Tuesday 2 April 2024

From a muddy mangrove to an ex-slaughterhouse: a promenade through Macau

I'm in Macau preparing a performance that I'll film tomorrow. It's a tour in the sense that it is a promenade style of show that travels through the city. The original inspiration was land reclamation, of which Macau has a great deal. The video below shows how Macau has evolved from being three small islands to two substantially larger ones.


The performance will trace a path first over the flat reclaimed land and then up onto the higher ground. It taps into the fear of flooding, something that Macau knows about only too well. The city experienced devastating typhoon flooding in 2017 that left much of the city inundated. That scenario looks only too likely to return with greater frequency now that our global weather patterns are going rogue


The performance is not simply the tracing of this path. I'll be emerging from the mud and sands with a basic office in tow: desk, chair, computer, screen etc. Caked in mud I'll push it through the city and make my way to Ox Warehouse, the contemporary art gallery that is supporting this. It's going to be another hot day, 29 degrees, and the route will probably take over an hour. Even if everything goes right, which is a big assumption, it will be a tough tour. 


It's already looking less straightforward as the gate onto the beach where I start has now been sealed; it was previously unlocked. I'll have to pass everything over a fence and climb over it myself, too. We have permission to do this performance from the local government, so hopefully it won't get stopped, but it is hard to really predict how it will all turn out. That's half the fun.

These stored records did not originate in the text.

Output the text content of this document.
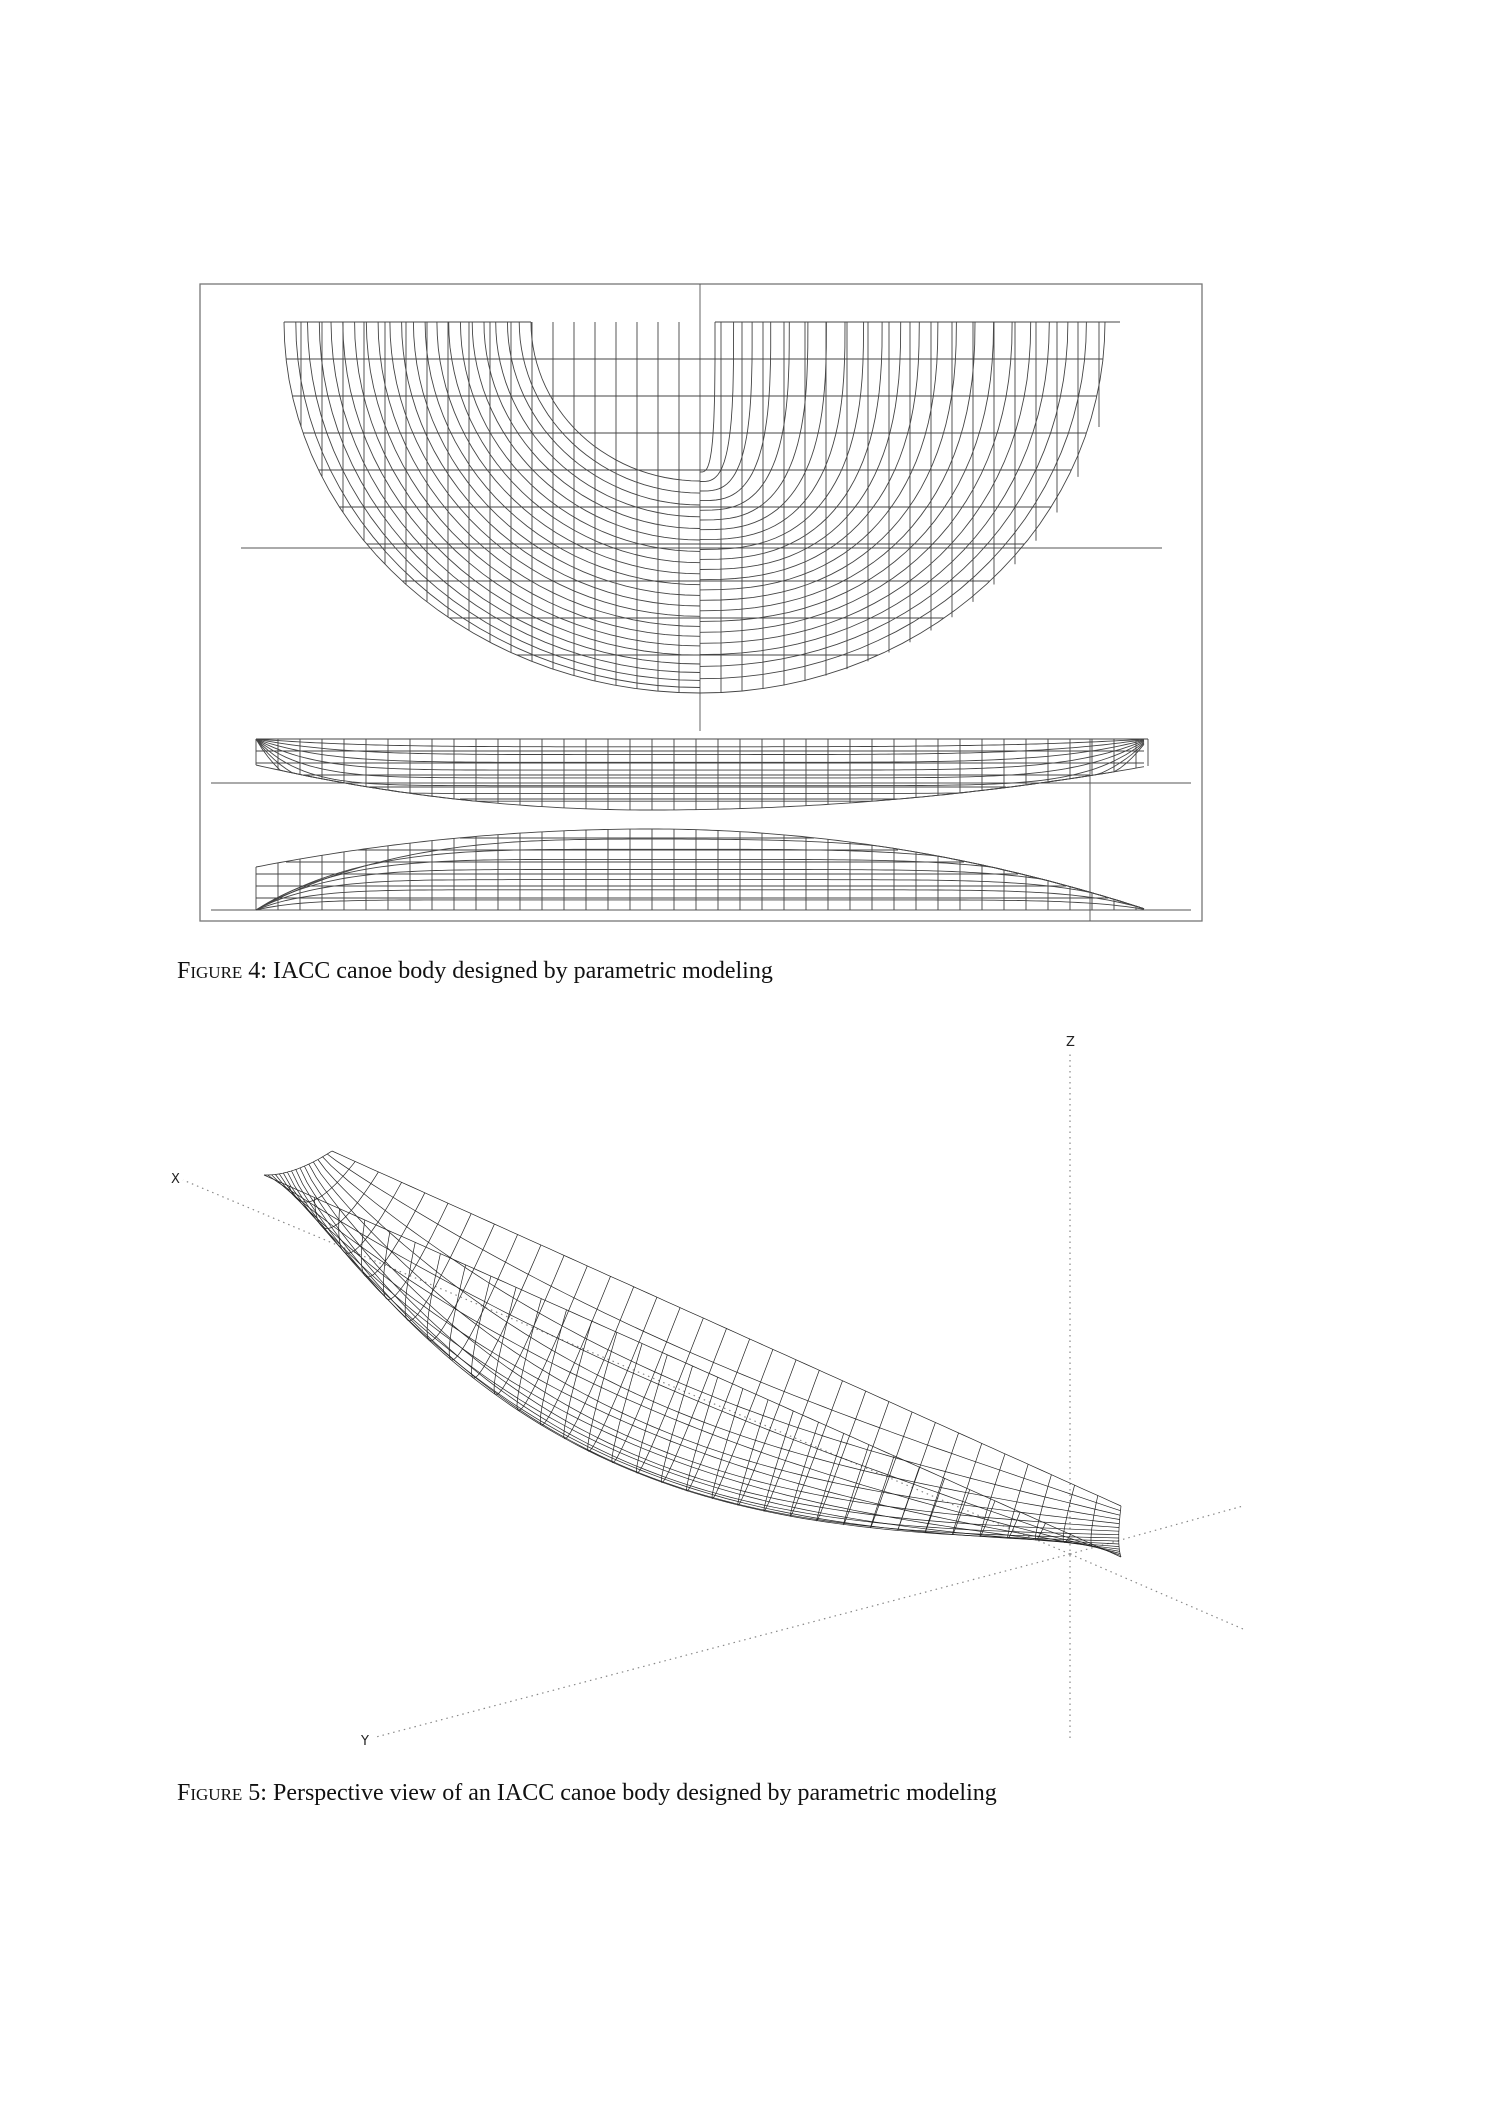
Figure 4: IACC canoe body designed by parametric modeling
X
Y
Z
Figure 5: Perspective view of an IACC canoe body designed by parametric modeling
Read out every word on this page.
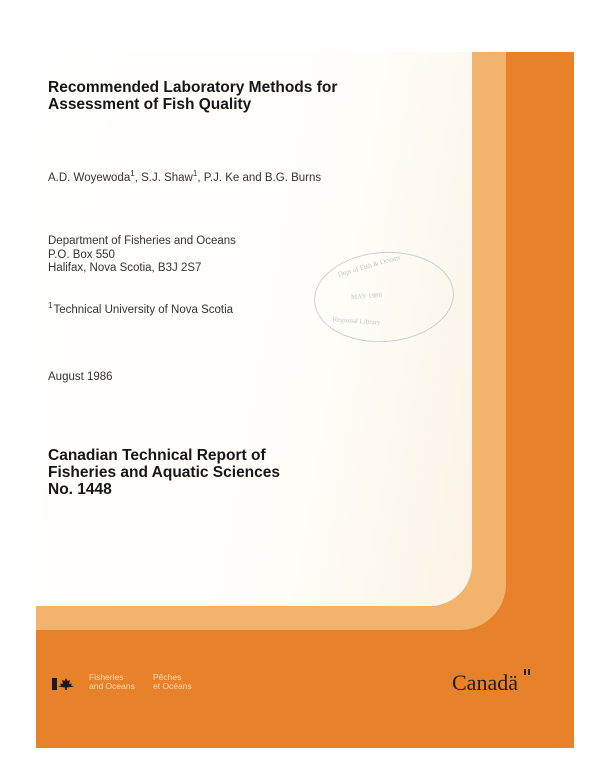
Recommended Laboratory Methods for
Assessment of Fish Quality
A.D. Woyewoda$^1$, S.J. Shaw$^1$, P.J. Ke and B.G. Burns
Department of Fisheries and Oceans
P.O. Box 550
Halifax, Nova Scotia, B3J 2S7
$^1$Technical University of Nova Scotia
August 1986
Dept of Fish & Oceans
MAY 1986
Regional Library
Canadian Technical Report of
Fisheries and Aquatic Sciences
No. 1448
Fisheries
and Oceans
Pêches
et Océans	Canadä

The locking of the gate may be a blessing in disguise. It means I will begin in the sandy mud at the bottom of these steps, beside the remains of a mangrove forest. The vast majority of it has been uprooted and covered in rocks to make way for casinos, but a small pocket of it hangs on. Since I learned that these rare natural environments sequester up to eight times more carbon than regular forests, I have a special regard for them. They are forests growing out of the coastal mud flats; dense, liminal, teaming with life, they are one of nature's enigmatic zones that holds hidden wonder. I'll be bringing some of that with me through the polished streets tomorrow, a climate refugee from the future on his way to higher ground.